CCDD 041213—Eartheater & Sylvan Planter

Cool Card Design of the Day
4/12/2013 - It's been a while since we've talked about dig, and while there's not a whole lot to add, Chah's excellent recent articles about Frontier and gold as well as my own recent post about free cycling require me to share this thought: The reason that cycling usually has to cost mana doesn't apply to dig because dig can't get you spells, it can only undo mana screw (or help you turn spells into lands to help you cast more important spells).

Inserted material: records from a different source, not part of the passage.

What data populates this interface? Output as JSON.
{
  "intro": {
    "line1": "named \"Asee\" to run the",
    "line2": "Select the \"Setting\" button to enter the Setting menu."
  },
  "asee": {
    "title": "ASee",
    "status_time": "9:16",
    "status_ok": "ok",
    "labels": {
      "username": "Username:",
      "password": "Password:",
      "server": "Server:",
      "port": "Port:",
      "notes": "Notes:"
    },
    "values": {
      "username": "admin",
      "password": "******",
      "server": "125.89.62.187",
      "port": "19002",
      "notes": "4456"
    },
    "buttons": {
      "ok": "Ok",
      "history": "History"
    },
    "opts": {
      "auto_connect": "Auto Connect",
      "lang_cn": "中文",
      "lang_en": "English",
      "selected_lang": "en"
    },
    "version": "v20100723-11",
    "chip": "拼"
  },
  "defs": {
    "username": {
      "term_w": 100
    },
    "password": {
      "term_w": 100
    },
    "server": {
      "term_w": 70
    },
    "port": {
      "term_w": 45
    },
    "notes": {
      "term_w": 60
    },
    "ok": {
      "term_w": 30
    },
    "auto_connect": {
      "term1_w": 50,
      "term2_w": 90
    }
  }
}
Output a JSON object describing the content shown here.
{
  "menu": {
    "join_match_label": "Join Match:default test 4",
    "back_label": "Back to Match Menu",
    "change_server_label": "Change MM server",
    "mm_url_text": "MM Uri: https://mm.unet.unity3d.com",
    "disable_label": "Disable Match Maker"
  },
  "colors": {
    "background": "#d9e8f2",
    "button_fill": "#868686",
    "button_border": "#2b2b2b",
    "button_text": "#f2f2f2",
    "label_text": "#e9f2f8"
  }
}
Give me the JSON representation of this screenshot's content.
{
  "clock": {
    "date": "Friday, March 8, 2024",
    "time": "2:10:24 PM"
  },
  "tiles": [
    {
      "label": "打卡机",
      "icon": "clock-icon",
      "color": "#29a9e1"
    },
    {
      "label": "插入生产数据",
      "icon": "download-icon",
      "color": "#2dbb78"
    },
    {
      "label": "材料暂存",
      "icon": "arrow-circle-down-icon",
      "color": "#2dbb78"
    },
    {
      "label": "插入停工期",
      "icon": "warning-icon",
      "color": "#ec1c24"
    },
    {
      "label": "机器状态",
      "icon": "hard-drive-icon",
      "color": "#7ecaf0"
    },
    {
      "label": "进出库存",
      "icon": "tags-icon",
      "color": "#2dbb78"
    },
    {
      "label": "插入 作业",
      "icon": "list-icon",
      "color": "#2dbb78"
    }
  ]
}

Whether free dig belongs on expensive spells or cheap spells is debatable. For helping players stuck on two lands, you'd rather it be on the expensive spells you don't expect to reach anyhow. For getting you from six to seven mana to cast a card like Eartheater, you'd prefer it to be on small spells you don't mind pitching. It may well be that the set wants free dig to be on a variety of mana costs to help with both situations.


8 comments:

  1. Dig should probably be a random order for the cards on the bottom, like cascade, otherwise you break some of the eternal formats where decks like Charbelcher exist.

    ReplyDelete
  2. I still think a mana cost of 1 is safer. Free things are dangerous. I wouldn't mind discarding Eartheater for a Bazaar of Baghdad in Vintage. (Disclaimer: I'm not an actual Vintage player, but it sounds like the sort of thing such people would enjoy.)

    ReplyDelete
    Replies
    1. But you don't know what land your discarding it for...

      Delete
    2. You do if there's exactly one land in your deck.

      Delete
    3. (or one to four copies of that one land.)

      Delete
  3. Having the ability cost 0 is problematic even in Standard. Why play 20 lands in your RG aggro deck when you could just play 4 Stomping Ground and a bunch of these cards for perfect mana? Now every land drop takes 15 seconds to execute.

    ReplyDelete
    Replies
    1. While 15 seconds seems like an over-estimation, the amount of time added to the game when you're running a lot of cards like Eartheater is the best argument I've heard against free dig. That said, it's really only a concern in Constructed and we can handle that by putting free dig on very few tournament-worthy cards.

      Delete
  4. It does feel like Eartheater is a card that is going to spend 90%-95% of it's use digging and that it has a 7/7 body just in case you really couldn't think of a use for that extra land.

    The problem I always had with Duel Masters (not that I ever played it) was that it looked plain wrong turning a cool creature/spell into a mana source.